Houston Stewart Chamberlain (1855-1927) is an exceedingly strange figure in the history of politics and ideas: a British-born German whose influence bled into Germany and back again to his home. As son-in-law to the famed composer Richard Wagner, he became a dear friend and fanatical admirer of Adolph Hitler and the most aggressive proponent of virulent anti-Semitism ever to come out of England.
He had decided early in life to locate the source of all political and economic evil in the Industrial Revolution, preferring his own made-up vision of what he called “Merry Old England” consisting of a beautiful aristocracy, hard-toiling and thrifty peasants, and patriotic citizens dedicated to preserving the language and race against the commercial forces of modernity. Under these conditions, unlike the demographic mess unleashed by capitalism, women were submissive to the wills of their fathers and husbands, devoted only to furthering the superior race.

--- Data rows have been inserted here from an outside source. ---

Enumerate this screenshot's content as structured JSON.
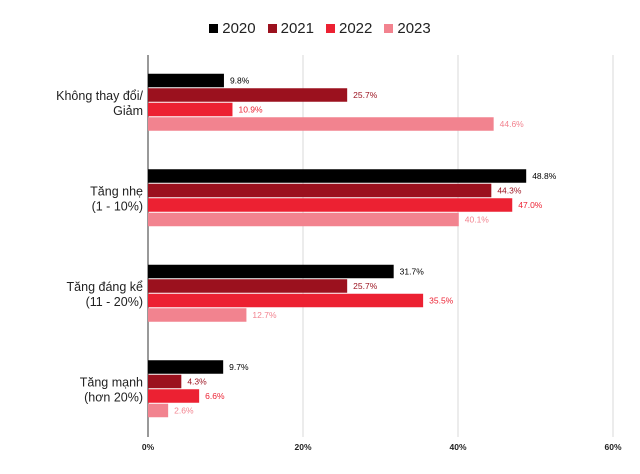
{
  "chart_data": {
    "type": "bar",
    "orientation": "horizontal",
    "categories": [
      [
        "Không thay đổi/",
        "Giảm"
      ],
      [
        "Tăng nhẹ",
        "(1 - 10%)"
      ],
      [
        "Tăng đáng kể",
        "(11 - 20%)"
      ],
      [
        "Tăng mạnh",
        "(hơn 20%)"
      ]
    ],
    "series": [
      {
        "name": "2020",
        "color": "#000000",
        "label_color": "#000000",
        "values": [
          9.8,
          48.8,
          31.7,
          9.7
        ]
      },
      {
        "name": "2021",
        "color": "#9b111e",
        "label_color": "#9b111e",
        "values": [
          25.7,
          44.3,
          25.7,
          4.3
        ]
      },
      {
        "name": "2022",
        "color": "#ec2132",
        "label_color": "#ec2132",
        "values": [
          10.9,
          47.0,
          35.5,
          6.6
        ]
      },
      {
        "name": "2023",
        "color": "#f2838f",
        "label_color": "#f2838f",
        "values": [
          44.6,
          40.1,
          12.7,
          2.6
        ]
      }
    ],
    "xlim": [
      0,
      60
    ],
    "xticks": [
      0,
      20,
      40,
      60
    ],
    "tick_suffix": "%",
    "grid": true,
    "legend_position": "top"
  }
}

His weird 1899 book The Foundations of the Nineteenth Century became a bestseller, many times over, throughout the Continent. Heavily influenced by the racial typologies that were increasingly popular, he described the Jews as mindlessly materialistic and the source of most evil in the modern world.
The Jews, he said, caused the downfall of Rome, for example. He argued that Jesus cannot possibly have been a Jew since all good in the world emanates from the pure Aryan race. Instead, he was “of exceptional beauty, tall and slim with a noble face inspiring respect and love; his hair blond shading into chestnut brown, his arms and hands noble and exquisitely formed.” It was in this book that he laid out his theory that a Jewish plot was afoot to wipe out the Aryan race and turn all Europe into a race of “pseudo-Hebraic mestizos.”
His book, which was printed in eight editions in the first ten years of its publication, and eventually sold as many as 250,000 copies by 1938, catapulted him into the status of a celebrity intellectual. And so his every utterance became gospel for his followers, even his proclamation that the Great War, which he believed the Jews had started, had led England “totally into the hands of the Jews and the Americans” and capitalist machinery.
It was in the midst of his fame that he reached out to an emergently powerful Hitler. Hearing that both Hitler and Joseph Goebbels could be counted among his fan base, he wrote Hitler in 1923:
“Most respected and dear Hitler, ... It is hardly surprising that a man like that can give peace to a poor suffering spirit! Especially when he is dedicated to the service of the fatherland. My faith in Germandom has not wavered for a moment, though my hopes were – I confess – at a low ebb. With one stroke you have transformed the state of my soul. That Germany, in the hour of her greatest need, brings forth a Hitler – that is proof of her vitality ... I can now go untroubled to sleep... May God protect you!”
After Hitler’s conviction of high treason following the Beer-hall putsch, Chamberlain stuck by him and kept hope alive. Hitler was touched, and, following Hitler’s release from prison, Hitler paid a visit to Chamberlain in Bayreuth in 1927, accompanied by Goebbels. Chamberlain assured Hitler that he was certainly “the chosen one,” thereupon lifting Hitler’s spirits. The leading Nazi in-house philosopher, Alfred Rosenberg, was perhaps an even greater fan of Chamberlain. An ailing Chamberlain died in 1927, never knowing of the Nazi attempt to deal with the “Jewish problem” he had dedicated his life to exposing.